Yesterday the South Central Farmers Community Garden was
raided and the farmers were forcibly evicted from their 14-acre plot of
land—land they have cultivated for the last fourteen years. I visited the farm
once and shared a blog with you about it. At five a.m. the
invasion began when the farm was surrounded by the LAPD and the LAFD. I heard
about it when I woke up at seven. I wondered why the eviction was being carried
out when it had been reported that individuals and foundations, to pay off the
developer, had raised the money, and supposedly Mayor Villaraigosa was now
supporting the farmers.
Years ago in Brooklyn, my sister and I met Kofi. I think he was a Rastafarian, although we never talked religion. We were twenty-three and, needless to say, a little lost. He put us on a coconut water fast. It was all very Dan Millman, and definitely worth the clarity and energy I experienced from giving my digestive system its first nap in a couple of decades. Kofi mentioned several times that after this fast we ought to try a dry fast. I moved from Brooklyn to Uptown and never did try that dry fast, but what I have thought about consistently since my visit to the farm was Kofi’s reasons for why we should try it. He had predicted that in the future, a day would come when there would be no food. He had touched my heart and my sister’s and then his own, and said “We will survive.”

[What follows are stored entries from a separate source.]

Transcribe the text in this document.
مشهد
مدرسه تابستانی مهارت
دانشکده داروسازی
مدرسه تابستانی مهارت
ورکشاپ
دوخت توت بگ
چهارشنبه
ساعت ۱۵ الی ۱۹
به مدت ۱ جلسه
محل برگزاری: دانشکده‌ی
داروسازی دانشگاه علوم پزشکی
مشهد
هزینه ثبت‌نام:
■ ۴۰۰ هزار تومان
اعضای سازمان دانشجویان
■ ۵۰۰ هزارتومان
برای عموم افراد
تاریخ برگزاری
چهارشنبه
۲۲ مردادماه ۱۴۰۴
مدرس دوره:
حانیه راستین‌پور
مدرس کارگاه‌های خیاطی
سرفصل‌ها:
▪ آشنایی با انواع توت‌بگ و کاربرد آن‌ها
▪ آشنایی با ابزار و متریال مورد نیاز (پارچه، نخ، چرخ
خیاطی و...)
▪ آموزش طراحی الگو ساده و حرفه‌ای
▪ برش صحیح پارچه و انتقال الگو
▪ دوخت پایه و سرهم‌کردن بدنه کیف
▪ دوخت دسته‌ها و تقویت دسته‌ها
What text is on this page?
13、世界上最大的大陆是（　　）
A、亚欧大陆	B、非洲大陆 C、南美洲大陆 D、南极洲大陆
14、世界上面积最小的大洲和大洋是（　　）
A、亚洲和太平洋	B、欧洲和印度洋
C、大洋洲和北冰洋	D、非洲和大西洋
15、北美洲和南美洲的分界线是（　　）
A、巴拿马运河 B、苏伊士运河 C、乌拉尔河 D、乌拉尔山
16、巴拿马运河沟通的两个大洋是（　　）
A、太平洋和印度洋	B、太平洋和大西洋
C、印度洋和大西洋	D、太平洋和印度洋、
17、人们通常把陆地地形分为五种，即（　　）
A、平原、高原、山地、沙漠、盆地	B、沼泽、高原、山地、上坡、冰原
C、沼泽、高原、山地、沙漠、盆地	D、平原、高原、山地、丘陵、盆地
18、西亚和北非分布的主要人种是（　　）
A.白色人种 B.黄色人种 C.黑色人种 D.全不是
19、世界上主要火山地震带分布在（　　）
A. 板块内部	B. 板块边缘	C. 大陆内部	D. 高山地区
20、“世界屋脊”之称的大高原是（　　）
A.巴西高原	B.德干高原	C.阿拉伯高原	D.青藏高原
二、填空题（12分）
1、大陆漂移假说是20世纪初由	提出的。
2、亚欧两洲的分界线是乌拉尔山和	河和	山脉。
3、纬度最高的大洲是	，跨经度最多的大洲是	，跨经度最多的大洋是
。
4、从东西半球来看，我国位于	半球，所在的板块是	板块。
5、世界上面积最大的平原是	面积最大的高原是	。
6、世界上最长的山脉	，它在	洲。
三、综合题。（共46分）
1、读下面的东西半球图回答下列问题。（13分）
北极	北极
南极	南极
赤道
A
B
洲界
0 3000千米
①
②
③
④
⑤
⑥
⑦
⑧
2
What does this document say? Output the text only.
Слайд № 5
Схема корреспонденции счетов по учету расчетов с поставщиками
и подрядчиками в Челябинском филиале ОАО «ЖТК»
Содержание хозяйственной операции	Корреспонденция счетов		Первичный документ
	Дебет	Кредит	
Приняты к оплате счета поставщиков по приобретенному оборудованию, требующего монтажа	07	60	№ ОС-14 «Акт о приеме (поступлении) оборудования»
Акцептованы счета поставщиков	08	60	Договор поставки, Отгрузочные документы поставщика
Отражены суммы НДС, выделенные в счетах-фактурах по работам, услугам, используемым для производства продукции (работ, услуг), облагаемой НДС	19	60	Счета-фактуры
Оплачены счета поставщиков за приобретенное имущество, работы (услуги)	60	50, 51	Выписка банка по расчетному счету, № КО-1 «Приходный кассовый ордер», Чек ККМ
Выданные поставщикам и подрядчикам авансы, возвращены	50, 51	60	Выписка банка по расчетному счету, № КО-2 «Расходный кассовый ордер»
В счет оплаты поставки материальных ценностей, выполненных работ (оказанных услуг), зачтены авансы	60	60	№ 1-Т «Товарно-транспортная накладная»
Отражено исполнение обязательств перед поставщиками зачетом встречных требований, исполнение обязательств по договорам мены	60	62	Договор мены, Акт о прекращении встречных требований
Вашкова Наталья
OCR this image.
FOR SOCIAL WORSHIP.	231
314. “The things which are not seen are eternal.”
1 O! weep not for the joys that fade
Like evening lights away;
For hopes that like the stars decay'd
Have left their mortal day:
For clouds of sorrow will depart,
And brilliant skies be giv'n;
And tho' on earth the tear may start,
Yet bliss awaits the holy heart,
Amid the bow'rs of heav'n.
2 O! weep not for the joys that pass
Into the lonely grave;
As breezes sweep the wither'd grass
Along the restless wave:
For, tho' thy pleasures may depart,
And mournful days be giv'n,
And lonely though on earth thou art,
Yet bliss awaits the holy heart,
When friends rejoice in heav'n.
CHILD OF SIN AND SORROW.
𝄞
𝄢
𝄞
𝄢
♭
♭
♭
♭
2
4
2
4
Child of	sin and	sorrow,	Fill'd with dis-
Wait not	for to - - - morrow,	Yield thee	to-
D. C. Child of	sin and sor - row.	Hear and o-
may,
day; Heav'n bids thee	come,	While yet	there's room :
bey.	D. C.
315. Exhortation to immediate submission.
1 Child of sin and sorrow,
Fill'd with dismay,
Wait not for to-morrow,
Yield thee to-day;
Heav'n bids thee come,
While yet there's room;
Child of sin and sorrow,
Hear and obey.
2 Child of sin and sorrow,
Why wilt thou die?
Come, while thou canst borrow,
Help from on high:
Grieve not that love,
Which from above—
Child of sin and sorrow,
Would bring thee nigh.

The day without food has arrived for the 350 families who have subsisted on the food they have grown at the farm. The fate of the crops and the trees will be decided today. As for the farmers, it remains unknown.
so tragic and ignored...the importance of open space and sustainability. what the LAPD unwittingly did was kill the american dream...to have something to call one's own, that sustains us, even if it is shared with 349 other families. simply deplorable.